The range from about an inch or less. I suspect if I had given them some food they may have grown larger.


----------



## markbudde (Jan 4, 2008)

What substrate did you use? And was it soggy the whole time?


----------



## harrywitmore (Feb 9, 2004)

Nothing but LFS and it has never dried out. There are also some filmy ferns in there plus a Peperomia. The Begonia seems to love it the most. It's growing on top of itself. I need to do some trimming but I hate to take the chance. I plant to spread it around and see whatever other conditions it will tolerate.


----------



## Corpus Callosum (Apr 7, 2007)

How strong was the lighting?

This plant hates me.


----------



## harrywitmore (Feb 9, 2004)

I'm using a light hood with 2 13w soft white compact florescent bulbs.

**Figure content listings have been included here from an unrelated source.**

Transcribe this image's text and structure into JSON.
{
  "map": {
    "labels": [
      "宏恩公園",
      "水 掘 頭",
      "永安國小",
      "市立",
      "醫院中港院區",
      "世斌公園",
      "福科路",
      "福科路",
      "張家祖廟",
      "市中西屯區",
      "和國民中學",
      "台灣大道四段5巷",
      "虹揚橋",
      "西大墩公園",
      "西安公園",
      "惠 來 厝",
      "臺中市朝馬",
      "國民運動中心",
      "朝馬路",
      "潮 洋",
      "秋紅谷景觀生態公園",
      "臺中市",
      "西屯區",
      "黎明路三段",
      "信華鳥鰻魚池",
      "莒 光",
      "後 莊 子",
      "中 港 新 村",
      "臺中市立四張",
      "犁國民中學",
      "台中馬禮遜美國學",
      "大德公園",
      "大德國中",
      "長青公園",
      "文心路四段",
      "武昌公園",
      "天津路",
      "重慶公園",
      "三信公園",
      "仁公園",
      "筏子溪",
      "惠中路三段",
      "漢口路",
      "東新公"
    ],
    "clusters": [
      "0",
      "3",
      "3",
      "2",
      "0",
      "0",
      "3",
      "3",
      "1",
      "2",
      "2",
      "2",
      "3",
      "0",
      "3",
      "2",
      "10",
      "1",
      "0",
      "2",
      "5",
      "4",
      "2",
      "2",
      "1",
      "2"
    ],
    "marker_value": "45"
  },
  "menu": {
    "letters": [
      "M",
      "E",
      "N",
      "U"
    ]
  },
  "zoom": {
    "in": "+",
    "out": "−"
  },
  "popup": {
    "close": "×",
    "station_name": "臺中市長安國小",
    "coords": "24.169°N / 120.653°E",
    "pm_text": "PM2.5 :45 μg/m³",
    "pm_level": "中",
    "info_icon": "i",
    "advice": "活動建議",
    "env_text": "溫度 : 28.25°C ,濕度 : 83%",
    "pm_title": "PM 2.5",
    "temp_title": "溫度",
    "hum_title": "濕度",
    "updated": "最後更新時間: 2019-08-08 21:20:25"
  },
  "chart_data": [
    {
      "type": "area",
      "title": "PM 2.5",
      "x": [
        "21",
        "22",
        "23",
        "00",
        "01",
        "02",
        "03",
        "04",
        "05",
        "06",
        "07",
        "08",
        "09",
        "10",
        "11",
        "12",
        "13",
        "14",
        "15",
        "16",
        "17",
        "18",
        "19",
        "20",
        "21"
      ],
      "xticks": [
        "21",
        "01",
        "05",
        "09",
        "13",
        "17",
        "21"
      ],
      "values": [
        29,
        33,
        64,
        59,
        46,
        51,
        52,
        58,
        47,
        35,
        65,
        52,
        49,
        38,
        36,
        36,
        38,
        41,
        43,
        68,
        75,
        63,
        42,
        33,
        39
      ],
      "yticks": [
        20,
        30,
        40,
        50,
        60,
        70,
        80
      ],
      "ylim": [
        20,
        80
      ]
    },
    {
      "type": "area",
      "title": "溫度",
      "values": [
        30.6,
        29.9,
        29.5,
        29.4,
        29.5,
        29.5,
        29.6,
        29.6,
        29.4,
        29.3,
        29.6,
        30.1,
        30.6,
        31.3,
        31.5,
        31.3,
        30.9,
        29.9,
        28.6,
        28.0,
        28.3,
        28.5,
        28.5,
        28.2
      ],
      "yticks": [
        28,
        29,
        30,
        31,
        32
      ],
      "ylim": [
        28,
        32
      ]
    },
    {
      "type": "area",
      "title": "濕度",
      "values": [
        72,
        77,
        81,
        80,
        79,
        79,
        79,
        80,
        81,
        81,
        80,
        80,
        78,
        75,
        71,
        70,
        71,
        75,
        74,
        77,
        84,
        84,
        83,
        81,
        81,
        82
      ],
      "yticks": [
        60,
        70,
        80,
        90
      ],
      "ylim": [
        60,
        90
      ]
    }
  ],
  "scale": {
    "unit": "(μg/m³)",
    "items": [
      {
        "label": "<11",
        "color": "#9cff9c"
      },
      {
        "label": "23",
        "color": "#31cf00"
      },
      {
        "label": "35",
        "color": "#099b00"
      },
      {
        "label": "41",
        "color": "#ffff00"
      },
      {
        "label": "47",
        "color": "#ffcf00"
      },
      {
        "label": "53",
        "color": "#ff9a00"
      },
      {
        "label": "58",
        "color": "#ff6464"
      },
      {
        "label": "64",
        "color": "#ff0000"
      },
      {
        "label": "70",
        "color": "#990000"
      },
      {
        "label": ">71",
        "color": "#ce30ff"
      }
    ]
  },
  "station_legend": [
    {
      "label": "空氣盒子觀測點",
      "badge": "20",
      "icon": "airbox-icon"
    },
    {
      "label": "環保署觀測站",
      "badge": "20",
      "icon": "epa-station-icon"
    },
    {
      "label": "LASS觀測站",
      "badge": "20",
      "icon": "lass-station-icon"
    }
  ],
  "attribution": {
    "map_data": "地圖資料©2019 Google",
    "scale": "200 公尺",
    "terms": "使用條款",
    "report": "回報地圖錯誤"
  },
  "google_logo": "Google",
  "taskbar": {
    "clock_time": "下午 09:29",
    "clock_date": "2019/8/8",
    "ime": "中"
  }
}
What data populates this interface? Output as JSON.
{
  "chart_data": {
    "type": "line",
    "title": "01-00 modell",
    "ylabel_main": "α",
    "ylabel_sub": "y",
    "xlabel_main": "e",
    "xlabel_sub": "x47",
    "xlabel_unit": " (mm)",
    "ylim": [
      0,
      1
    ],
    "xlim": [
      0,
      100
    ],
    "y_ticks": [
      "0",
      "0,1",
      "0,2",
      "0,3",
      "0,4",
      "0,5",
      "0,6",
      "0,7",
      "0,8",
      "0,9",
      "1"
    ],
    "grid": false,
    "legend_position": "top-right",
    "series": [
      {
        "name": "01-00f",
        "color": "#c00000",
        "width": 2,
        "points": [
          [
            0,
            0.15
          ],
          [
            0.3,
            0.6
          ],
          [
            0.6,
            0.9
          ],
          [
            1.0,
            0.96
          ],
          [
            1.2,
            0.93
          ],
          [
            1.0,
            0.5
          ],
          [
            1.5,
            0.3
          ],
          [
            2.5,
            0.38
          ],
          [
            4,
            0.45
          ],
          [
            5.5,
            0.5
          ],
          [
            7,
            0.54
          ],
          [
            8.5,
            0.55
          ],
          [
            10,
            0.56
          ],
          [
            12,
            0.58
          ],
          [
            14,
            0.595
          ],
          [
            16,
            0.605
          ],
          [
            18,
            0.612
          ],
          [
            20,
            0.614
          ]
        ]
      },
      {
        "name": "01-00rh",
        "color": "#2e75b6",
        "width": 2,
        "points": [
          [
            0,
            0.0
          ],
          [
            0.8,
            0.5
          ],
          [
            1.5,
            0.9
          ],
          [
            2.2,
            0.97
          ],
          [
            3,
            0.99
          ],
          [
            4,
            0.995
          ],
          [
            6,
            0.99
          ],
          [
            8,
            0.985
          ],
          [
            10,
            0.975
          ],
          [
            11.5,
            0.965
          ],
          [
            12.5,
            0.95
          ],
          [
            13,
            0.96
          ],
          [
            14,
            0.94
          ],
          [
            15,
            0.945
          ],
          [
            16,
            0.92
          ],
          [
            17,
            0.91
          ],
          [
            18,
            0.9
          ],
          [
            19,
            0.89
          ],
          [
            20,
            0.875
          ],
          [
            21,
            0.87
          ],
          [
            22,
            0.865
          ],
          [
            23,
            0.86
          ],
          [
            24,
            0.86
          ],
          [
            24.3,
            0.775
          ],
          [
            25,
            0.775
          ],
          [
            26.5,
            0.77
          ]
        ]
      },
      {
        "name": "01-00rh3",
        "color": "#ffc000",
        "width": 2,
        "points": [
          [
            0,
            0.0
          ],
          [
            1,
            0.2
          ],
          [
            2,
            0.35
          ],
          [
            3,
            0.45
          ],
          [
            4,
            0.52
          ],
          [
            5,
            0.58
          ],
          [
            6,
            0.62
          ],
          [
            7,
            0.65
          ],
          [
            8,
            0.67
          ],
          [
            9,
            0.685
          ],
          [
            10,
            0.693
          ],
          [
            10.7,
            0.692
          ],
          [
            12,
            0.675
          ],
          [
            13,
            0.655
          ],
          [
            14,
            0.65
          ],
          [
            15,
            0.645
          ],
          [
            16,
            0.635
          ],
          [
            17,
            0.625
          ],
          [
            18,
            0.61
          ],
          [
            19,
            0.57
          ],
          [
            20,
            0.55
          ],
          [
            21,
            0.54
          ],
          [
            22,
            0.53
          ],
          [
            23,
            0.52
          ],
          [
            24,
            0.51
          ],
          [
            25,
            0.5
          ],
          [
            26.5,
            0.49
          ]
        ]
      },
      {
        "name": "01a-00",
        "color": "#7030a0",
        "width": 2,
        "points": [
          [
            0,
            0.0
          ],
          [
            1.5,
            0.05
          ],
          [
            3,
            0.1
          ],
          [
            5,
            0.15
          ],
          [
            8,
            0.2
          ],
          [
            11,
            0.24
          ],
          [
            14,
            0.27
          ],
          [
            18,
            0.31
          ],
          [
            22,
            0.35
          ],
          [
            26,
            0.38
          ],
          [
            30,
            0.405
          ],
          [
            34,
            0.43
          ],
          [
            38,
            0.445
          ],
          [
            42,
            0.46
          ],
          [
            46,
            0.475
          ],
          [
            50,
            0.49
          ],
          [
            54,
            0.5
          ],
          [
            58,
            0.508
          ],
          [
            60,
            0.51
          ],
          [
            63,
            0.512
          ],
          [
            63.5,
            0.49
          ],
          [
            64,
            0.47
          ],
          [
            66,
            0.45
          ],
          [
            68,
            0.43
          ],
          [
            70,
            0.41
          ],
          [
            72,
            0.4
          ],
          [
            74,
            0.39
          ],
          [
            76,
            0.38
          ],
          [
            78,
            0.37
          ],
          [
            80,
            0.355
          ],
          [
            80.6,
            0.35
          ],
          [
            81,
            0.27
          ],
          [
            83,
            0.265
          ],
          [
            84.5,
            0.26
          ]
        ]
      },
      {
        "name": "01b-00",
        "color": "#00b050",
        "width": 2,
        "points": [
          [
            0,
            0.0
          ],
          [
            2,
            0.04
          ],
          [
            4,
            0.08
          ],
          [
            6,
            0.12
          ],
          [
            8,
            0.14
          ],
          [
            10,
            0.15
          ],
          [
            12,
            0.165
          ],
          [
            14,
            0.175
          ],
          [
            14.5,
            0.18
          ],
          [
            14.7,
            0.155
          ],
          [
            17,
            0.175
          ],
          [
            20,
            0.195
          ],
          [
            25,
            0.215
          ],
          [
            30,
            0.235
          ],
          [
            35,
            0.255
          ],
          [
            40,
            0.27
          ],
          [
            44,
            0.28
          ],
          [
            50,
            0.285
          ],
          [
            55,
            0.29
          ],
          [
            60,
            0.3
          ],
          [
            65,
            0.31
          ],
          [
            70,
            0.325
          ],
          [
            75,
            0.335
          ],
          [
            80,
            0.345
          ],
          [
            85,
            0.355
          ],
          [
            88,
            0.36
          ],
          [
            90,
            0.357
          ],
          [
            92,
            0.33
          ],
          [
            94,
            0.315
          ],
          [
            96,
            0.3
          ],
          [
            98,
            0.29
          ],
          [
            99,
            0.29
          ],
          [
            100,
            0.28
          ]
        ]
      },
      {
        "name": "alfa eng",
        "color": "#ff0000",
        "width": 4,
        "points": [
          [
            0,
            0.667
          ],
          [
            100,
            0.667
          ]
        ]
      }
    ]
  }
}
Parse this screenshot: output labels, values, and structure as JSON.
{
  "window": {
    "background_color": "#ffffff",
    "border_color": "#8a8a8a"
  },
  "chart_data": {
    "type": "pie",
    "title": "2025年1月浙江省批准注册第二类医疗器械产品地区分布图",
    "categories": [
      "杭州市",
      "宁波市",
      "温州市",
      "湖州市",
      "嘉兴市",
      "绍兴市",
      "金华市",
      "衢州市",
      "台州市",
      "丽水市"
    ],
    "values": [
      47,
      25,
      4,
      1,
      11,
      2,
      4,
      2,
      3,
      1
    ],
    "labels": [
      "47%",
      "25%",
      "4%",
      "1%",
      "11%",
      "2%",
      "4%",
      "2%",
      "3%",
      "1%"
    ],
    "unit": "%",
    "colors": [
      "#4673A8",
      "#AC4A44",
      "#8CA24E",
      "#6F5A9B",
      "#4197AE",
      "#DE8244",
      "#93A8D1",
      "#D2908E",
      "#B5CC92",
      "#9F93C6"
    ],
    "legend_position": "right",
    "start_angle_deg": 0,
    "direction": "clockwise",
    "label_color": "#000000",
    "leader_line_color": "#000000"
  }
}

They stay on about 12 hours a day.


----------



## reggorf (Oct 24, 2006)

Do you have a close up of this one? It does look like the one that popped up in my galact tank. It is groing well on top of the "frog moss" and it does get directly misted by the misting system. I have a Coralife light on top of this tank. I am going to have to move it around a little when I go in to repair the waterfall in this tank. I hope I dont pull it out or break it.


----------



## NathanB (Jan 21, 2008)

theres a few shots of it in the foliage thread, nice looking tank harry.


----------



## harrywitmore (Feb 9, 2004)

Close up


----------



## roxrgneiss (Sep 30, 2007)

Nice job, Harry! I wish I had your luck with that Begonia, all I can seem to get is a little patch. Maybe I should give it a tank of its own and see if that cheers it up. 

Mike


----------



## harrywitmore (Feb 9, 2004)

Well this tank is now the Begonia Lita tank. I had no idea it would grow like this.


----------



## JoshH (Feb 13, 2008)

I have had this plant so many times and it always rots! I guess I'm just not meant to have it........


----------



## harrywitmore (Feb 9, 2004)

Me too! Here are the conditions the best I can remember

Summer temp 80F - 70F night
Winter temp ~70F - 65F night
Humidity - 90-100%
Light 2 13 watt CF's 12 hours a day
Substrate LFS only not potting mix or bark
Airflow - None
Fertilizer - None

Started from a 6" cutting 8 months ago.

I have no idea why it is doing so well but I plan to try and replicate it in another smaller container.


----------



## NathanB (Jan 21, 2008)

heres the photos from the other post
http://www.dendroboard.com/forum/plants/26599-what-have-you-got-foliage-2.html#post241181
harry is the color in the photos right?


----------



## harrywitmore (Feb 9, 2004)

Yep the color is correct but I suspect its due to the light levels being somewhat high.


----------



## NathanB (Jan 21, 2008)

Mine has the same amount of light (t5hos) and mines nice and green. Its in regular potting soil with a little perlite. But i also ignor it and water very little.
Are you guys that can't keep it starting from cuttings or rooted plants? I'm thinking that once this plant is established its not very hard to keep. I killed half of it off by moving it into lower humidity but it came right back when i moved it back.


----------



## Cindy Dicken (Feb 29, 2004)

* Harry,
has yours bloomed yet?*


----------



## harrywitmore (Feb 9, 2004)

Nope mine has never bloomed.


----------